Zhou Enlai, dont Richard Nixon dit un jour qu’il était l’une des principales personnalités politiques du xxe siècle mais vécut dans l’ombre de Mao Zedong, est un personnage énigmatique, à la fois image séduisante de la Chine sur la scène internationale et fin stratège, parfois implacable, dans les jeux de pouvoir permanents à Pékin. Premier ministre de Mao de la naissance de la République populaire de Chine en 1949 jusqu’à sa mort en janvier 1976, il fut l’un des principaux acteurs de la vie politique chinoise à des moments aussi cruciaux que le Grand bond en avant, la Révolution culturelle, ou encore ce qui restera son œuvre : le rapprochement avec les États-Unis au début des années 1970.

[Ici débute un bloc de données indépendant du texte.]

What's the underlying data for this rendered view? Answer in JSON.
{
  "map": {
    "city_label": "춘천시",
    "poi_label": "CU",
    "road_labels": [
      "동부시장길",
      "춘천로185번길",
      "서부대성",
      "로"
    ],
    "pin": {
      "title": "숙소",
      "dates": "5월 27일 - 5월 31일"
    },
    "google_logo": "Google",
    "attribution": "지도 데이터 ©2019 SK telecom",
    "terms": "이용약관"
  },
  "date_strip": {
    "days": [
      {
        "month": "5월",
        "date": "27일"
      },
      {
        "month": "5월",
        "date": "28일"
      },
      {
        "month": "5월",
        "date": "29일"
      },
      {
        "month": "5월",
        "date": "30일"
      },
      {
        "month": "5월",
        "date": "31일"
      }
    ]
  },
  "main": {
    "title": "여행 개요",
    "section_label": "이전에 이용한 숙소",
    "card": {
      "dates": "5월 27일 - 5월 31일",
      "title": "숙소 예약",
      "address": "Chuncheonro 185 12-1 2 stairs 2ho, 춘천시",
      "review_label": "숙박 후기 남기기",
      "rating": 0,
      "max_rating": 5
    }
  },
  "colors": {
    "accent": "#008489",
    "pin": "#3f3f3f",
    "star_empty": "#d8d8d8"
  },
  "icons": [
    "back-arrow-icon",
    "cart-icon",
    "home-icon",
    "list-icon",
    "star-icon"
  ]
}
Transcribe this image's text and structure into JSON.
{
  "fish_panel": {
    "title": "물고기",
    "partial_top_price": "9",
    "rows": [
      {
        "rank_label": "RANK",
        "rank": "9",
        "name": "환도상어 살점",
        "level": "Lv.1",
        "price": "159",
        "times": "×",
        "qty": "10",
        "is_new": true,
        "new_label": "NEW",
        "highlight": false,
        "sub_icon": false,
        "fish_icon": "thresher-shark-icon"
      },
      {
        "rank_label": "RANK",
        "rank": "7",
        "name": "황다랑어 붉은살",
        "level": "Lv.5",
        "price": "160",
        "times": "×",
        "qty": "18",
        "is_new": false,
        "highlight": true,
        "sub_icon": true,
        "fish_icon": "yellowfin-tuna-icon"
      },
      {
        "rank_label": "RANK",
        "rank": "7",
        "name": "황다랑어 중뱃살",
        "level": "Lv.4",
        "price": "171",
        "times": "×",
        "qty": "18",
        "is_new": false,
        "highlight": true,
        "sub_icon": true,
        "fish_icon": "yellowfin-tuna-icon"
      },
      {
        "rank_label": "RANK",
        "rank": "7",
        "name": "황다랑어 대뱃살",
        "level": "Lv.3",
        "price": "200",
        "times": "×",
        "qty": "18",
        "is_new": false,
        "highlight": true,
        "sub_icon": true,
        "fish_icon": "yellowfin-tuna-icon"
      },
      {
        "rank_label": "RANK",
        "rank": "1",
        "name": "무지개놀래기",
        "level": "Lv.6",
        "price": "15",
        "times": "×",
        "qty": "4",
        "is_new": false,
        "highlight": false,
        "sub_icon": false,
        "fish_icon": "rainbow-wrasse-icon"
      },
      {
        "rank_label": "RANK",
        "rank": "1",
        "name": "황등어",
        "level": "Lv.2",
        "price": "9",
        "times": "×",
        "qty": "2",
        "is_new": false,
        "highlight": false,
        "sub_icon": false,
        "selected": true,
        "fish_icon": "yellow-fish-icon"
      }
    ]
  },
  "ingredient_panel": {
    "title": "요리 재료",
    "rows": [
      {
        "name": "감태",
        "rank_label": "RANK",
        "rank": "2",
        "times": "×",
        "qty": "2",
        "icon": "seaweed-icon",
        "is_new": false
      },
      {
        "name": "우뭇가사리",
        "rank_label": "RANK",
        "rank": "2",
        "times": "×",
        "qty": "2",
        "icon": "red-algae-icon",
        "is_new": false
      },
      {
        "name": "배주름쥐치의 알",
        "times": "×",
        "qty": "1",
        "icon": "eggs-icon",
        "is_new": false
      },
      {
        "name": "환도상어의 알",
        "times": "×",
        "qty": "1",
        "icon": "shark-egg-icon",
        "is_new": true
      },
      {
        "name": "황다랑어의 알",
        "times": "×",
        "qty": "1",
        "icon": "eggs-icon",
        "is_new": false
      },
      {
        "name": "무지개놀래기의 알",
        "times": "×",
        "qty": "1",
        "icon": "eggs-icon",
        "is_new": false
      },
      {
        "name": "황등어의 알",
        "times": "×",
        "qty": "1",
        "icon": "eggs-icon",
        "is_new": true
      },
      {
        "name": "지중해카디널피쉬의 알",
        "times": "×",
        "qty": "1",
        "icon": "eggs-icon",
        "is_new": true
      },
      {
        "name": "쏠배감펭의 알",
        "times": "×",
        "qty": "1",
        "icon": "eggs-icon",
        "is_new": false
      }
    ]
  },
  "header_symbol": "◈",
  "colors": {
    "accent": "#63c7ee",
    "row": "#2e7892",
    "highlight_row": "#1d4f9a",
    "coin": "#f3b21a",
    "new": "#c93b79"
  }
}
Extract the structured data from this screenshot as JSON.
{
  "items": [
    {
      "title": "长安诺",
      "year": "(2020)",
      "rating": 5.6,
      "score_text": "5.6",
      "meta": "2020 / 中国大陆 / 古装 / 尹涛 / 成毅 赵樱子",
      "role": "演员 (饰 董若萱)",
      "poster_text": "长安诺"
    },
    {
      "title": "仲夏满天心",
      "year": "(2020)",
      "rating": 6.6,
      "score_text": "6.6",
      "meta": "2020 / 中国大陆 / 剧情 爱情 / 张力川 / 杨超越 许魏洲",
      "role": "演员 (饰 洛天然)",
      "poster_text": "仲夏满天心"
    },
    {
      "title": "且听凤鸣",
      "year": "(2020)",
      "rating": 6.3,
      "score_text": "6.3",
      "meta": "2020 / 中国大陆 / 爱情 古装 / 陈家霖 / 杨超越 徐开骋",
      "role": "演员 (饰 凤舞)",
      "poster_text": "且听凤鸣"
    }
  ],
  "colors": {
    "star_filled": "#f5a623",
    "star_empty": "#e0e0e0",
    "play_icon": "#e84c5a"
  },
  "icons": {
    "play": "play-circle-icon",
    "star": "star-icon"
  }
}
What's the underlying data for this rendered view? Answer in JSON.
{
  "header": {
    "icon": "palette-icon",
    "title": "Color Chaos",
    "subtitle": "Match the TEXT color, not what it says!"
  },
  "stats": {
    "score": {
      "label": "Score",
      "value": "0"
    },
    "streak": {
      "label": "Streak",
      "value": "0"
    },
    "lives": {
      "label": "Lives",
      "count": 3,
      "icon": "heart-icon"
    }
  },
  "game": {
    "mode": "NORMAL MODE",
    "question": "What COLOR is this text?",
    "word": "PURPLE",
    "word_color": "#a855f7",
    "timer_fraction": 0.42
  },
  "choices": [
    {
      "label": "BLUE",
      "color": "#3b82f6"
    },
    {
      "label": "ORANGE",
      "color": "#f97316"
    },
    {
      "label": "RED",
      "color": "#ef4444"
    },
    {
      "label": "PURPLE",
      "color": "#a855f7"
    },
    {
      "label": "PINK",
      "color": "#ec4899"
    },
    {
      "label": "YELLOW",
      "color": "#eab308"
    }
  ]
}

Militant communiste de la première heure, installé au début des années 1920 en France (où il partagea le même appartement que Deng Xiaoping et se lia avec Ho Chi Minh), son évolution politique fut placée sous le signe du compromis, comme en témoignèrent ses efforts soutenus – mais finalement vains – pour maintenir le contact avec les nationalistes de Chang Kai-shek, tandis que Mao prônait la rupture totale pendant la guerre civile. Son dévouement à la révolution chinoise fut à l’image du personnage : sans compter et sans chercher à se mettre en avant, là où d’autres bataillaient pour les honneurs, quitte à sacrifier le développement de la Chine. Pendant les années sombres de la Révolution culturelle, Zhou dût parader pour passer entre les critiques, conduites par Jiang Qing, dernière épouse de Mao. Acceptant les critiques et évitant de tomber dans les multiples pièges tendus par ses adversaires, n’hésitant pas en certaines occasions à trahir ceux qui avaient placé en lui leur confiance, Zhou résista et prépara le terrain aux nécessaires réformes qui devaient suivre cette décennie perdue. Le testament politique de Zhou, à savoir la montée en puissance de Deng Xiaoping et la mise en place de réformes pour rendre à la Chine sa dignité, s’est, trente-cinq ans après sa mort, réalisé au-delà de ses espérances.
Cet ouvrage magistral est le résultat de recherches sur des sources de première main. Son auteur, Gao Wenqian, fut en effet, pendant quatorze ans, chargé de rassembler tous les documents relatifs à Zhou Enlai pour les archives nationales chinoises, pour se présenter aujourd’hui sans doute comme le meilleur expert possible de l’ancien Premier ministre chinois. En s’attaquant aux mythes de la Chine communiste et en ravivant les démons de la Révolution culturelle, il représentait un danger pour les autorités chinoises, soucieuses d’éviter toute forme de révisionnisme, aussi la première version de son texte, publiée en chinois en 2003, fut censurée. Gao est par ailleurs un dissident, qui a quitté la Chine pour les États-Unis en 1993, après avoir été profondément choqué par les évènements de la place Tian Anmen de 1989, et qui s’est fait envoyer par fragments depuis Pékin tous les documents nécessaires à la rédaction de son œuvre. Son travail dépeint un Zhou Enlai d’une rare intelligence, capable de passer au travers des purges de la Révolution culturelle et parvenant à influencer les choix politiques de Mao y compris quand les deux hommes semblaient en rivalité.